Latin may rightly be called a dead language  – there is nobody left alive to talk to, after all  – but it is very far from extinct. Latin shines a light on the way all languages work. Because it is read (not spoken), taught through vocabulary and grammar, students acquire an excellent understanding of the mechanics and structure of languages. This supports their understanding not only of Spanish and French but also English. Latin students tend to be not only more accurate in their English sentence constructions but have a wider, more complex vocabulary.  

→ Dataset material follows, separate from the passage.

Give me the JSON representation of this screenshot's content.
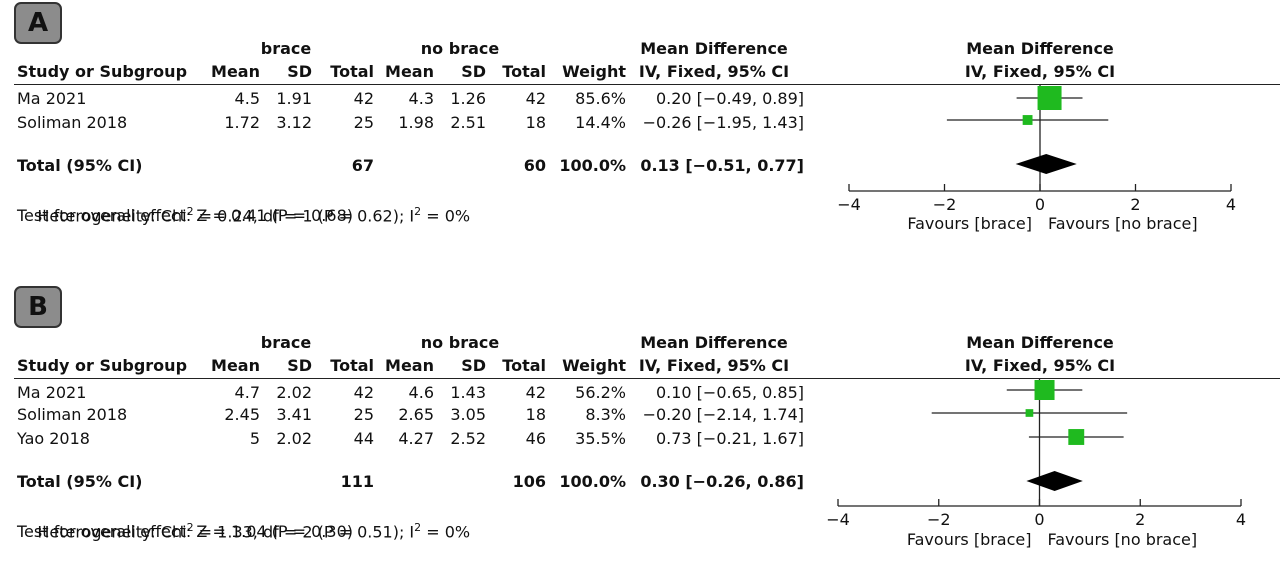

At Ditcham Park School, all students in Years 7 and 8 study Latin language and Roman Civilisation. All language is taught through story, initially stories of a family who live in Pompeii, but as students become more competent at decoding Latin, we move on to stories from mythology and Roman History. Latin has, as one of our pupils frequently says, all the best stories! At GCSE, pupils have the opportunity to read Roman authors and hear their authentic voices. We might read Pliny’s first-hand account of the eruption of Vesuvius, or Ovid’s chatting up of a pretty girl at the chariot races.

Caecilius and his family live in Pompeii – our students discover what life was like for them from the ruins buried by the volcano Vesuvius in AD 79. Students investigate Caecilius’ house and other locations in the city that the family might have visited – the baths, the forum, the amphitheatre, the harbour. Students enter into a lost world but one that, with imagination, comes vividly back to life.